Leo and 17YO take a much needed break during an afternoon stroll. Nobody lives in the moment quite like Leo!

     It amazes me how much I still have to learn about these people with whom I share a home. For example, did you know that 14YO likes to repetitively tap random objects when she's near me? I mean, I know the kid is known for her never ending energy, but I have started to get really angry (triggered, if you will) when she does the tapping. 17YO either sleeps all day, works on schoolwork, or follows me around, starting me as if there is some need of hers that I am not meeting adequately. (It's usually because she wants Taco Bell, but not always.) I'm a little worried that some of our family stories might be used as inspiration for a future episode of Criminal Minds, or maybe Snapped! I've also learned a few things about myself during this misadventure. I have learned that hearing someone eat cereal nearby can trigger both rage and nausea, simultaneously. These people go through a lot of milk and cereal. I used to view it as YAY! If they eat cereal, I don't have to cook! Now, I would rather cook a large meal than sit and endure the chomping and slurping on what feels like an endless loop.

     This afternoon, as 14YO lounged in the pool, she told me how bittersweet this time at home was. She misses her friends and softball terribly, but she was excited to say this is the first time in years that her shoulders are the same color as the rest of her arms. She truly does usually spend most of her spring and summer in a softball uniform! Most of the time, she's pretty good at finding silver linings and having a good time no matter where she is.

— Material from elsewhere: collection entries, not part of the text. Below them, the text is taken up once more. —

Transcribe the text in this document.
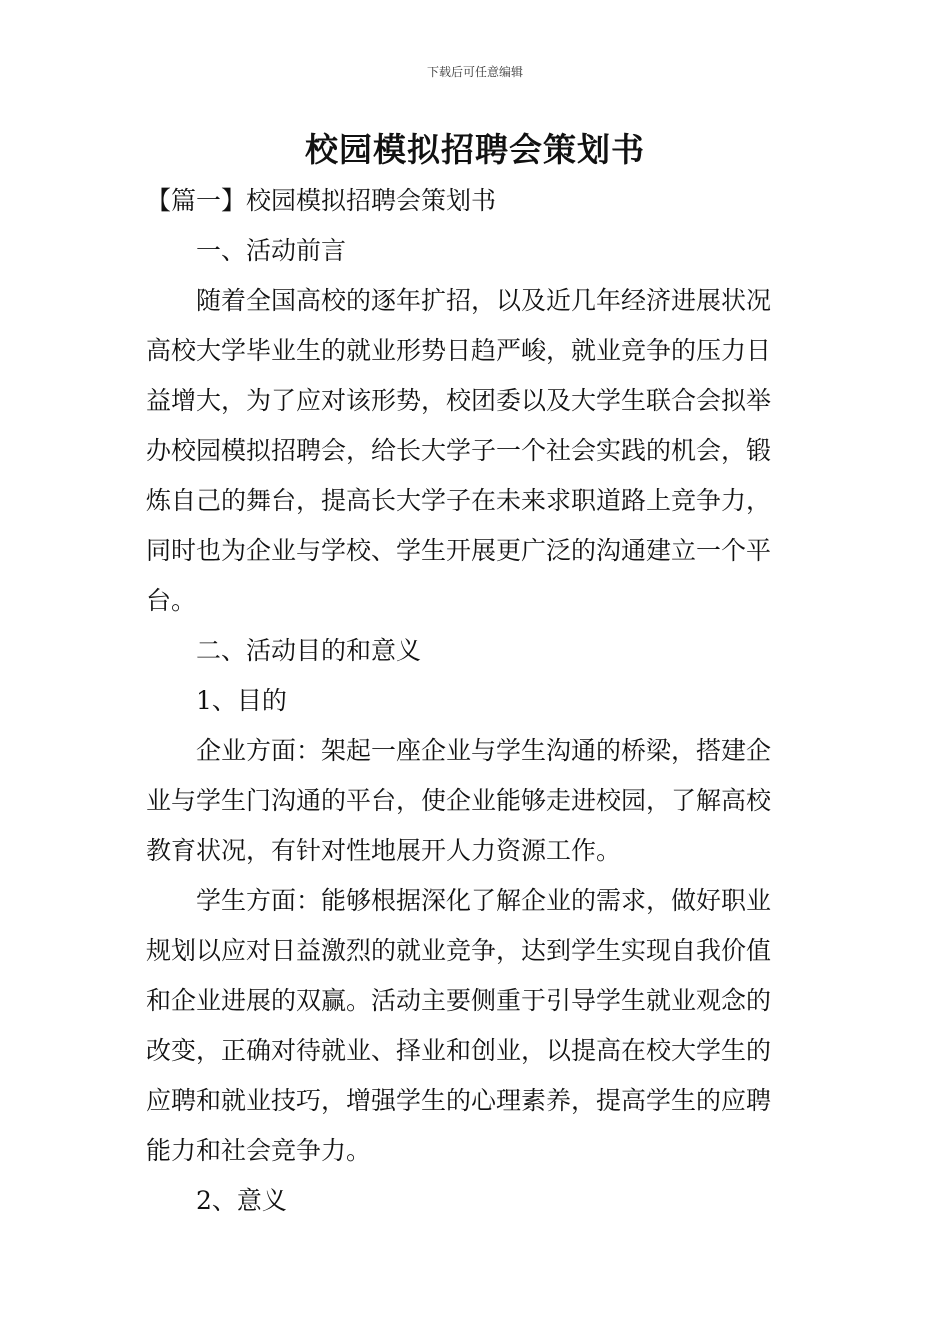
下载后可任意编辑
校园模拟招聘会策划书
【篇一】校园模拟招聘会策划书
一、活动前言
随着全国高校的逐年扩招，以及近几年经济进展状况
高校大学毕业生的就业形势日趋严峻，就业竞争的压力日
益增大，为了应对该形势，校团委以及大学生联合会拟举
办校园模拟招聘会，给长大学子一个社会实践的机会，锻
炼自己的舞台，提高长大学子在未来求职道路上竞争力，
同时也为企业与学校、学生开展更广泛的沟通建立一个平
台。
二、活动目的和意义
1、目的
企业方面：架起一座企业与学生沟通的桥梁，搭建企
业与学生门沟通的平台，使企业能够走进校园，了解高校
教育状况，有针对性地展开人力资源工作。
学生方面：能够根据深化了解企业的需求，做好职业
规划以应对日益激烈的就业竞争，达到学生实现自我价值
和企业进展的双赢。活动主要侧重于引导学生就业观念的
改变，正确对待就业、择业和创业，以提高在校大学生的
应聘和就业技巧，增强学生的心理素养，提高学生的应聘
能力和社会竞争力。
2、意义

Hmm...maybe Leo is rubbing off on some of us after all!

     In the meantime, I alternate between seeing all this time at home as a gift, and pacing various rooms like a caged animal. Is there a way we are supposed to feel about all this? I am worried about the people who are especially at risk if they catch this virus. I'm worried about the economy, especially small business that are stuck in terrible circumstances where they are not producing income, but the bills to keep their businesses afloat are still piling up. I'm worried about the people who don't take any of this seriously and continue to live their best social lives, putting many others at risk. I'm worried about the mental health of those who need support and are spending so much time alone that it's pushing them into a very dark place. I'm worried about teachers and students in the K12 system that have been thrown into a crash course in distance learning, especially those in the elementary level. The teachers and parents of that age group are feeling so much pressure in a whole new world. 

     Let me tell you, I have been a substitute teacher in a few elementary school classrooms. Like many adults in this world right now, a lot of those children don't stay in their seats. Many of them have the attention span of a goldfish with a brain injury. They are fun, but they are a whole different level of exhausting! Even when schools are opened again, it's being said that they will still try to practice social distancing in the classroom. With the older kids, I can almost see that. I mean, the class sizes would have to be much smaller. Maybe an alternating schedule could be put in place, so that all the students aren't to be on campus at the same time? But, telling any number of second graders not to invade each other's space and to keep their hands to themselves would almost be pointless. This kind of stuff is difficult for most adults to wrap their heads around, much less our children. In the first grade, all three of my daughters learned a song about how getting four hugs a day should be the minimum. Should we rewrite that song?

Six feet awaaaaaay...that's the minimum,

Six feet awaaaaay...no-ot the maximum!

   And on that note, stay safe and try to be kind.